A camera-mounted drone, borrowed from the national police force, hovered above the Rosengård and Kroksbäck districts as police continued to grapple with arson attacks that have seen more than 70 cars burned out in Malmö since early July.
“The drone offers great coverage over large areas,” the city’s acting police chief Mats Karlsson told newspaper Sydsvenskan.
The use of the unmanned aircraft has also led to the temporary imposition of a no-fly zone over the city to minimize the risk of mid-air collisions.
Much cheaper to operate than the police helicopter that has also been patrolling the skies over the city, the drone’s small size and stealth makes it much harder for fire-starters to spot.

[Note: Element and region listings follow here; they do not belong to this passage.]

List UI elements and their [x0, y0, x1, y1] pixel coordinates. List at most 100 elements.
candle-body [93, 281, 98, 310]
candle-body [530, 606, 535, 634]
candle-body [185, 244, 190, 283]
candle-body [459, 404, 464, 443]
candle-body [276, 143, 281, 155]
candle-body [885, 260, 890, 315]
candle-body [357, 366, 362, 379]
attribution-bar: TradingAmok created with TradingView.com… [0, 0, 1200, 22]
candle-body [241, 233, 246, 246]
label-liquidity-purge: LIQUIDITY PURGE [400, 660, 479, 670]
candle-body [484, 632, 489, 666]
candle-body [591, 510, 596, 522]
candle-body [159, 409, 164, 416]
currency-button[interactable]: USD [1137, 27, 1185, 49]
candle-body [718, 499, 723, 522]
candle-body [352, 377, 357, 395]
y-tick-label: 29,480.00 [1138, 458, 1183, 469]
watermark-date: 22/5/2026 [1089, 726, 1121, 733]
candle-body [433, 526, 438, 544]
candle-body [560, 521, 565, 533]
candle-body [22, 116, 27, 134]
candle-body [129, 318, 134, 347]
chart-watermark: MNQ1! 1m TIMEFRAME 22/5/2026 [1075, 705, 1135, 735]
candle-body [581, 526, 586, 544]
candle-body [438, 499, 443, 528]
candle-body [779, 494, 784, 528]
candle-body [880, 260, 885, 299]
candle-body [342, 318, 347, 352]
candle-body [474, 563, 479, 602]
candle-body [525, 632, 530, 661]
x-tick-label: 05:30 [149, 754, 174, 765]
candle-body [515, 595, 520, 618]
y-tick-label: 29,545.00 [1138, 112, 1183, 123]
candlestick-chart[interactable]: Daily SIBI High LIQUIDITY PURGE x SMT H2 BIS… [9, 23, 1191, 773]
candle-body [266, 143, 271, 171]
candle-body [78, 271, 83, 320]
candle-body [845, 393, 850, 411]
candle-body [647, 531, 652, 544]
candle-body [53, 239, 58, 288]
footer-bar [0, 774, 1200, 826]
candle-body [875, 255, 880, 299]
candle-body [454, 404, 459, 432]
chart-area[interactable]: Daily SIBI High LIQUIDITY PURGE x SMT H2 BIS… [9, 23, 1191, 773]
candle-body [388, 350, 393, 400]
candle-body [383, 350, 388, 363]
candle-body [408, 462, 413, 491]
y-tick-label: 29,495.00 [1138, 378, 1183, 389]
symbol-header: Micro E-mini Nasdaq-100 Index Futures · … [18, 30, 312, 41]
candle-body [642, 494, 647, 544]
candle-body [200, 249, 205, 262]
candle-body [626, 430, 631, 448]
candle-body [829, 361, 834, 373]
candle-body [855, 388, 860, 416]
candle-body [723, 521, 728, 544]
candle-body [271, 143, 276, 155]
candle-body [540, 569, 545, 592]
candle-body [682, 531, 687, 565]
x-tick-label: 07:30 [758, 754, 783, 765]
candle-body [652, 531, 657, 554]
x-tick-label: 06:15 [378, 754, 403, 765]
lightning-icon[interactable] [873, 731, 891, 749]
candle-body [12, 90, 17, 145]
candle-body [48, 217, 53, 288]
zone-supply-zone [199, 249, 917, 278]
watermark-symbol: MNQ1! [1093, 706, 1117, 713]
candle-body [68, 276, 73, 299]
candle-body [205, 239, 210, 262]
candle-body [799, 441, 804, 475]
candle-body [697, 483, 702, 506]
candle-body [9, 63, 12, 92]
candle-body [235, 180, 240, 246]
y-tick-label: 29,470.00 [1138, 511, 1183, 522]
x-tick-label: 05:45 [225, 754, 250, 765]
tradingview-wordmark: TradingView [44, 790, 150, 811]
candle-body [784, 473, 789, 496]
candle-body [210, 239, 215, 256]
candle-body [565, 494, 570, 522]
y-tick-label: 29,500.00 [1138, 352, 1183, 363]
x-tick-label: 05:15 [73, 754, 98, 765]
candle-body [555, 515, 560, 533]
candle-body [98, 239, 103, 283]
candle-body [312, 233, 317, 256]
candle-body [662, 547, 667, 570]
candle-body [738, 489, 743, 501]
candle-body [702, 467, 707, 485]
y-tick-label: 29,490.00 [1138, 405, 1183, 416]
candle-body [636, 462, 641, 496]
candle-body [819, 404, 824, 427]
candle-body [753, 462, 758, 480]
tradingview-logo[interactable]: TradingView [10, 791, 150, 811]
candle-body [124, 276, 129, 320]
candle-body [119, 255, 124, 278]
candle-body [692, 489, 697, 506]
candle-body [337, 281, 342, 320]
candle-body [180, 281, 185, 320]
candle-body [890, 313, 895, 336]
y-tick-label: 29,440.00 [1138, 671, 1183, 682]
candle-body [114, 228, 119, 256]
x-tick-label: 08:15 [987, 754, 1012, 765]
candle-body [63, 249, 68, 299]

“It has the same positive impact as the helicopter — we can quickly see where we need to direct units if we’re going to seal off a certain area to make an arrest,” said Karlsson.
The drone is one of three ordered by the Swedish Police from Saab earlier this year.
The city’s police force has also deployed more motorcycle units for increased mobility and greater ease of access to areas targeted by the arsonists.
Civilian police officers are also being sent into the areas most affected by the car burnings.
Sweden’s government on Tuesday announced it was working on plans to bring the perpetrators to justice.
While Malmö has borne the brunt of the attacks, cars have also been set alight in recent days in Stockholm, Gothenburg, Norrköping, and other cities across Sweden.